Intermediate 5K Training Plan Terminology
The terms in the Intermediate 5K training plan are defined inside the downloaded plan, but let me define them for you here as well.
Walk for 5 minutes at an easy effort before every workout (run-walk days and cross-training days). A proper warm-up will help to gradually increase heart rate, improve circulation, loosen up muscles, and prepare you for the days workout.
Walk for 5 minutes at an easy effort after every workout (run-walk days and cross-training days). A proper cool-down will help to gradually bring your heart rate and breathing rate back down to normal levels after the days workout.
A way to rate your effort level based on your feelings about the level of intensity on a scale from 1 to 10. 1 is considered ‘At Rest’ and 10 is considered ‘An All Out Level.’ Use this scale to stay in the correct range listed in the training schedule for a given day (i.e. 6-7).
If you have access to a heart rate monitor then use this device to stay in the correct range listed in the training schedule for a given day (i.e. 60-75% of maximum heart rate).
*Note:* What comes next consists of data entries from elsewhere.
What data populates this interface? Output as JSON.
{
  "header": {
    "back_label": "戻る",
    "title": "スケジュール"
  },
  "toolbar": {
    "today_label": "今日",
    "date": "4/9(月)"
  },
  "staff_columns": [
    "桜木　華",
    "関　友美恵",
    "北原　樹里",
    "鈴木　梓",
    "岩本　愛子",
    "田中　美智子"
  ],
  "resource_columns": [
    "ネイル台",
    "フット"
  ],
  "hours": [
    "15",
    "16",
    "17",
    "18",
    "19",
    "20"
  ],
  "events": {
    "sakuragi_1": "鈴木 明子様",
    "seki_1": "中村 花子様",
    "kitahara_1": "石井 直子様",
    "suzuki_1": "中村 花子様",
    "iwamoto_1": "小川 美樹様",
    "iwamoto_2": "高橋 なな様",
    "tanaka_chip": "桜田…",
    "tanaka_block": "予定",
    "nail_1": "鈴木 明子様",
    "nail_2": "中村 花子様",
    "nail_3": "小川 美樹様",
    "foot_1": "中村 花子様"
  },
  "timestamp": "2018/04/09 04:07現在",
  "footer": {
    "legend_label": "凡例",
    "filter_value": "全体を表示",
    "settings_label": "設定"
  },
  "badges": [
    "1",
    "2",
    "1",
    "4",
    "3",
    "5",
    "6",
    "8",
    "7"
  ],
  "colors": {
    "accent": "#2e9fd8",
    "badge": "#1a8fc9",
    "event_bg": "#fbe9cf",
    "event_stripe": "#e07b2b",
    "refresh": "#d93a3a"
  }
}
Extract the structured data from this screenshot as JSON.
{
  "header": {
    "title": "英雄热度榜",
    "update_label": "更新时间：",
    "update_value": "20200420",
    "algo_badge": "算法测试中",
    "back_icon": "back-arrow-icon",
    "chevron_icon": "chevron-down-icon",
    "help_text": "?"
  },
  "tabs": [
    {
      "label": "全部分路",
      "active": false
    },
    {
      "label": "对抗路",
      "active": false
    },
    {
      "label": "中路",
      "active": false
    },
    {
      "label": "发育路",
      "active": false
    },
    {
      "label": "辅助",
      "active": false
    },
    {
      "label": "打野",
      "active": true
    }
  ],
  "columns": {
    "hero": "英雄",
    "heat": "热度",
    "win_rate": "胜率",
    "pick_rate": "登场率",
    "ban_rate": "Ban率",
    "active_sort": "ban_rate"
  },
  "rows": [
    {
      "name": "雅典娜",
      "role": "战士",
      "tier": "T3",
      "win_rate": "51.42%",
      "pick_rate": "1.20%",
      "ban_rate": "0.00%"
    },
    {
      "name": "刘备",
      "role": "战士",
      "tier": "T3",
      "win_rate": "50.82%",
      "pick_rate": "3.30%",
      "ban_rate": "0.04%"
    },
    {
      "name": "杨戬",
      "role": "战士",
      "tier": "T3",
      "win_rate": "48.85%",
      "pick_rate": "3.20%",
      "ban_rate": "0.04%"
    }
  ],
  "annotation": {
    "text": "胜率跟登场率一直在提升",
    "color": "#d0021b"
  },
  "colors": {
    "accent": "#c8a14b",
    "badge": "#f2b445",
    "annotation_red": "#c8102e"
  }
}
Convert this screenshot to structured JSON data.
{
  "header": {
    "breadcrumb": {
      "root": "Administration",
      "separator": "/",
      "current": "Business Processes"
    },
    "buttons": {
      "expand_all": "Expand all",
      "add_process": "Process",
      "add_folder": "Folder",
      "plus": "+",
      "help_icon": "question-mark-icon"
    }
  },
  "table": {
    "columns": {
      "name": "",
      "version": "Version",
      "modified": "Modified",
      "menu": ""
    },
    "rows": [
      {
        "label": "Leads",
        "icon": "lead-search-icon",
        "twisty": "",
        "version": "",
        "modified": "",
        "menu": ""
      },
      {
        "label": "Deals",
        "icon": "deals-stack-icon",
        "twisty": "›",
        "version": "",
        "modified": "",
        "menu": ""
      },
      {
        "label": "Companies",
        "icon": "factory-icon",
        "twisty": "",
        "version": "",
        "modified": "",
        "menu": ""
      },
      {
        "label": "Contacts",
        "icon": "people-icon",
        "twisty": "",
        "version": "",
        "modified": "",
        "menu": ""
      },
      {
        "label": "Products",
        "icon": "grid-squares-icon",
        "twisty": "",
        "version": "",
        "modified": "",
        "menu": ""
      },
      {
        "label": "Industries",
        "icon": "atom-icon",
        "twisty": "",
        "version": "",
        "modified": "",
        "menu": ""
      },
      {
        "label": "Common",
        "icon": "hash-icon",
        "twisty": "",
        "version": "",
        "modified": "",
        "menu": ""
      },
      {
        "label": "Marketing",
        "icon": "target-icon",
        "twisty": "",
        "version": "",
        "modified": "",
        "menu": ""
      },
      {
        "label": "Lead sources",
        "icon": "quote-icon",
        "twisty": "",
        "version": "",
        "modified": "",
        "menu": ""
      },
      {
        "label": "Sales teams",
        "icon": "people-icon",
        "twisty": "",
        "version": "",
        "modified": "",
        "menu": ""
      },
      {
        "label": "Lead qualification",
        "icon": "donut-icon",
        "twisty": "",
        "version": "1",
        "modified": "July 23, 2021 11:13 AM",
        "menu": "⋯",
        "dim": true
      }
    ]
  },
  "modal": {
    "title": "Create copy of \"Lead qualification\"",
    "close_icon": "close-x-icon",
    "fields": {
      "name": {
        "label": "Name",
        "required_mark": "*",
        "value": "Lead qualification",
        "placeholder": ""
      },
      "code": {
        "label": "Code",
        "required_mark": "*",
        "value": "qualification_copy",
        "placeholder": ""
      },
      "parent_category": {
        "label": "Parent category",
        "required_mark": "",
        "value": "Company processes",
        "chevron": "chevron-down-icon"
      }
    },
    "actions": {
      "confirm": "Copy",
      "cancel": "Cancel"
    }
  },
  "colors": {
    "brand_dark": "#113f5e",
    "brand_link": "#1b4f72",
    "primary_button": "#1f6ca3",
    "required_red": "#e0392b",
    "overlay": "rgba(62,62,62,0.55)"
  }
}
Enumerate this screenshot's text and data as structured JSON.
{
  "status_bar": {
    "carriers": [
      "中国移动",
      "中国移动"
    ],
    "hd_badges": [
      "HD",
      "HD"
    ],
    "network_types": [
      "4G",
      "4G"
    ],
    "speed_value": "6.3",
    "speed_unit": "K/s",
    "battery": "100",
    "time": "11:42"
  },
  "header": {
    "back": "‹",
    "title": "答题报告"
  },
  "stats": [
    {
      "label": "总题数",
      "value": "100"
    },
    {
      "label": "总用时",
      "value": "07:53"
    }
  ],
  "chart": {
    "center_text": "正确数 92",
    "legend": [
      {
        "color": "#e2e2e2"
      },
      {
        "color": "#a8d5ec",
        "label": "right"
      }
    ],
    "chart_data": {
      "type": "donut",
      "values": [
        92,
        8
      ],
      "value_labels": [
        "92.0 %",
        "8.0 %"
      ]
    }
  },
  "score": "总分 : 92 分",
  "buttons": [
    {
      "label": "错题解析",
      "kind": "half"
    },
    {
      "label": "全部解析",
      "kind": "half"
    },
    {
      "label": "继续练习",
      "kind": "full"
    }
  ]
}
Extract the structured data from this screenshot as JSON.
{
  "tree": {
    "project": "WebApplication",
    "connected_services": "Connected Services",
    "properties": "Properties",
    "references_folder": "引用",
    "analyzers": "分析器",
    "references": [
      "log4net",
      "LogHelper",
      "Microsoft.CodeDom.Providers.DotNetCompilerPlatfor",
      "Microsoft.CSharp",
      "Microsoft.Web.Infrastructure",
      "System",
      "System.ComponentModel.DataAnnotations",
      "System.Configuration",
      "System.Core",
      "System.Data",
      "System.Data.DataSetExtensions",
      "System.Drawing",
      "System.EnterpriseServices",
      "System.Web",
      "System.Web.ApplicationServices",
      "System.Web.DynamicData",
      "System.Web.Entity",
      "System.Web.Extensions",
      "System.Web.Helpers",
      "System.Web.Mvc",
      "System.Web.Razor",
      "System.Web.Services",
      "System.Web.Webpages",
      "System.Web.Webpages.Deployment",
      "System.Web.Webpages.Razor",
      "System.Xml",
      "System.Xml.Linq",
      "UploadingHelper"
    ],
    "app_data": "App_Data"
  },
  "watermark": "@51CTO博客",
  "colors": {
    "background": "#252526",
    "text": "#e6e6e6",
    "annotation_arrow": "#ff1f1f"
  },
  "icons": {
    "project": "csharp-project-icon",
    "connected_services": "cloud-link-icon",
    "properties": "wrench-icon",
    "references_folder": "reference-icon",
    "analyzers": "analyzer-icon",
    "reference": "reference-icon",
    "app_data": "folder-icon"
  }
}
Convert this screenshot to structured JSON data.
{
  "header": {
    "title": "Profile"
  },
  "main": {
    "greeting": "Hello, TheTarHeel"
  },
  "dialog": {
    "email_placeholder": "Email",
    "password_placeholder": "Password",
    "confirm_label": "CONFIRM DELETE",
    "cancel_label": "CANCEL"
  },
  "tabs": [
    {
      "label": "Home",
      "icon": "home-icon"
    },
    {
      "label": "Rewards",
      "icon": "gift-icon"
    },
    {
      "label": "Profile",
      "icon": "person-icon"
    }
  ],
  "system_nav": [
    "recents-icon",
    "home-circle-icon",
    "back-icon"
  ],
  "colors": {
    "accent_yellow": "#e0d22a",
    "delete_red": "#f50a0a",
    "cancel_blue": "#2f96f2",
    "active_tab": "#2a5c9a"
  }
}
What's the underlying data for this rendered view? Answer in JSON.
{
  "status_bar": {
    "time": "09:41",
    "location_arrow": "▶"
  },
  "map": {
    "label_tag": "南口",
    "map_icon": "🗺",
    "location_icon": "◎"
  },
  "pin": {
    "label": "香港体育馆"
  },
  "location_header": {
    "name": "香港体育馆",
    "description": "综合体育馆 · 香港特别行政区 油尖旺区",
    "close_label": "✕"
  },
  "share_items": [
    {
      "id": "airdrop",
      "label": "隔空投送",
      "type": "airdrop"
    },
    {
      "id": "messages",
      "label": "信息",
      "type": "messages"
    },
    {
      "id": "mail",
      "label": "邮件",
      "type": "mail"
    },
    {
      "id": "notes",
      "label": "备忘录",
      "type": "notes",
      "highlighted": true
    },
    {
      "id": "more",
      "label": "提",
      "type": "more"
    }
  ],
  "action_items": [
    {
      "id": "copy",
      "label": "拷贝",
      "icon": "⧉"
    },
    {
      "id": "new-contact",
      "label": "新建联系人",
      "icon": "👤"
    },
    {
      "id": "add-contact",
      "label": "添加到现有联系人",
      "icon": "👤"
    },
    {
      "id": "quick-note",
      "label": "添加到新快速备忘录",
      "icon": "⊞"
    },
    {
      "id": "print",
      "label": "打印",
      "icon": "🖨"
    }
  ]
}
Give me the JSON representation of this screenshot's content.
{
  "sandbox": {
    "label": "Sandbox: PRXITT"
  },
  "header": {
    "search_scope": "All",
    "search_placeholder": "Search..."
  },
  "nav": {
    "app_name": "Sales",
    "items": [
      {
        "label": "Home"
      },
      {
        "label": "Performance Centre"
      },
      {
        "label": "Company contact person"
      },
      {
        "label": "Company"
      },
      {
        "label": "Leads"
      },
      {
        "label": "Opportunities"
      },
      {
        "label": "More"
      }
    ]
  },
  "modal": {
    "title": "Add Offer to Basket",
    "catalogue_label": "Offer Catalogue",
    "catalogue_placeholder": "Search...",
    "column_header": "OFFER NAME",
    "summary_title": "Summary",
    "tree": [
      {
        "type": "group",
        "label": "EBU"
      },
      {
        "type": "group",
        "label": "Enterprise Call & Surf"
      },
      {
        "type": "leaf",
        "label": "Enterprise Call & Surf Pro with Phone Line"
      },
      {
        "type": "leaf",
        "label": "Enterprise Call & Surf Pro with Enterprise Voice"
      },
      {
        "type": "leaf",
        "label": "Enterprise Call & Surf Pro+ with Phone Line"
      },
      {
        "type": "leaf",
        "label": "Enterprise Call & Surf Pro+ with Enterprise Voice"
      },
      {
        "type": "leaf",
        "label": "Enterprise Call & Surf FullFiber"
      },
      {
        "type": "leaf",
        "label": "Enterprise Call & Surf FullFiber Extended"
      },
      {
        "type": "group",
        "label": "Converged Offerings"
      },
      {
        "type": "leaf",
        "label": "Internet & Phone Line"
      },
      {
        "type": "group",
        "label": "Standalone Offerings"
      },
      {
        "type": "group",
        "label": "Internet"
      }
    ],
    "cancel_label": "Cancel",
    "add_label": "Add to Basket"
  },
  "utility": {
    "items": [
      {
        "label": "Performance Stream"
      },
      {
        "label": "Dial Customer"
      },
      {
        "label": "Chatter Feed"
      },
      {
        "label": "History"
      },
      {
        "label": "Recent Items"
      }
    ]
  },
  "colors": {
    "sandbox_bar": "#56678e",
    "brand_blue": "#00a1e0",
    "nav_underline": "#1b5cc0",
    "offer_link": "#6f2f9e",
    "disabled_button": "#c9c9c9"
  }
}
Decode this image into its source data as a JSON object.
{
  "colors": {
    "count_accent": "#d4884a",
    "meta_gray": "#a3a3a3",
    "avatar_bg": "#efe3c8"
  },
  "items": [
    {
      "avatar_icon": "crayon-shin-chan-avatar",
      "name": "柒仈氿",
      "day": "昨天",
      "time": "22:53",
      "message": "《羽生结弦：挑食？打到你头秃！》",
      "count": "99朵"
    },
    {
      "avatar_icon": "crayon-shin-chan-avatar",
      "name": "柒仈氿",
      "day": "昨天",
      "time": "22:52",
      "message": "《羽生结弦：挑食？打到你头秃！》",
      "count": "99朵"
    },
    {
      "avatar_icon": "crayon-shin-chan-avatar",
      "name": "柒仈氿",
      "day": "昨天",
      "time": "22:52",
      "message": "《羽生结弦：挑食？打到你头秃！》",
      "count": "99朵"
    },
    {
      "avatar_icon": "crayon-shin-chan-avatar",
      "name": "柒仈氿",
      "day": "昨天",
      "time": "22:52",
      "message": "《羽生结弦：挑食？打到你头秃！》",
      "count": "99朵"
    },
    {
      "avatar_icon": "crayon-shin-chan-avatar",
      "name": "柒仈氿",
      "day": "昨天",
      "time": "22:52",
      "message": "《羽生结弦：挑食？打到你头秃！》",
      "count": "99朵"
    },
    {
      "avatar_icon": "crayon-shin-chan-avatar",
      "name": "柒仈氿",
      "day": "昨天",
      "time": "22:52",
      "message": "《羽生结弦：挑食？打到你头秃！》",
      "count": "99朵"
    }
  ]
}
Include activities other than running and walking in your training plan. If you are completely new to exercise, then you may want to wait until weeks 4 or 5 to add in a cross-training workouts. If you are already active 3 to 4 days per week, then start the cross-training as scheduled in the plan. Activities for cross-training may include cycling, elliptical, rowing, strength training, swimming, and more. Cross-training allows you to rest your running muscles and work opposing muscle groups. These activities will help to reduce the impact on your body and the risk of injury. Cross-training can also speed up recovery time between run-walk workouts. Cross-training workouts should be done at a moderate level, Perceived Effort of at least 7, or a Heart Rate of 75-80%.
A form of cross-training, strength training can be a great way to increase lean muscle and boost metabolism while at rest. Strength training can be completed using free-weights, resistance bands, weight machines, or classes such as pilates, yoga or cross-fit. Include exercises for upper body, core, and lower body. Warm-up with a walk or another form of cardio. If you are new to strength training, then start with 1 set of each exercise for 12-15 repetitions. The goal is to work your muscles to fatigue or until you can no longer maintain proper form during the exercise. Continue with 1 set of each exercise for weeks 1 through 4, then progress to 2 to 3 sets of each exercise for 8-12 repetitions.
Stretch lightly after every warm-up period. Stretch again after every workout to improve flexibility, increase circulation, and reduce the risk of injury.
Easy pace/effort is considered slightly above what you can maintain a conversation, 70-75% of maximum heart rate, and 6 to 7 on the Perceived Effort scale.
Moderate pace/effort is where you can hear your breathing, but you are not breathing hard, 75-80% of maximum heart rate, and 7 to 8 on the Perceived Effort scale.
Run the workout at an easy pace and include 3-5 short, 30-60 second “bursts.” Increase your pace to a challenging effort where you can hear your breathing (this should not be all out). Allow for a 2-3 minute easy pace recovery between each burst.
Warm-up with 10-15 minutes at an easy pace. Then run 4-6 times (repeats) of Run 2-minutes hard followed by 4-minutes at an easy recovery pace. The hard efforts should be at 90-95% heart rate or 9+ on Perceived Effort.
Run the first 40-60% of the run at an easy pace. For the last 40-60% of the run, steadily increase your pace every 5 to 10 minutes. Finish the last 10 minutes of the run at a hard effort, 90-95% heart rate, 9+ on Perceived Effort. These runs teach you how to pace yourself correctly from the start of a race, to a fast and strong finish of a race.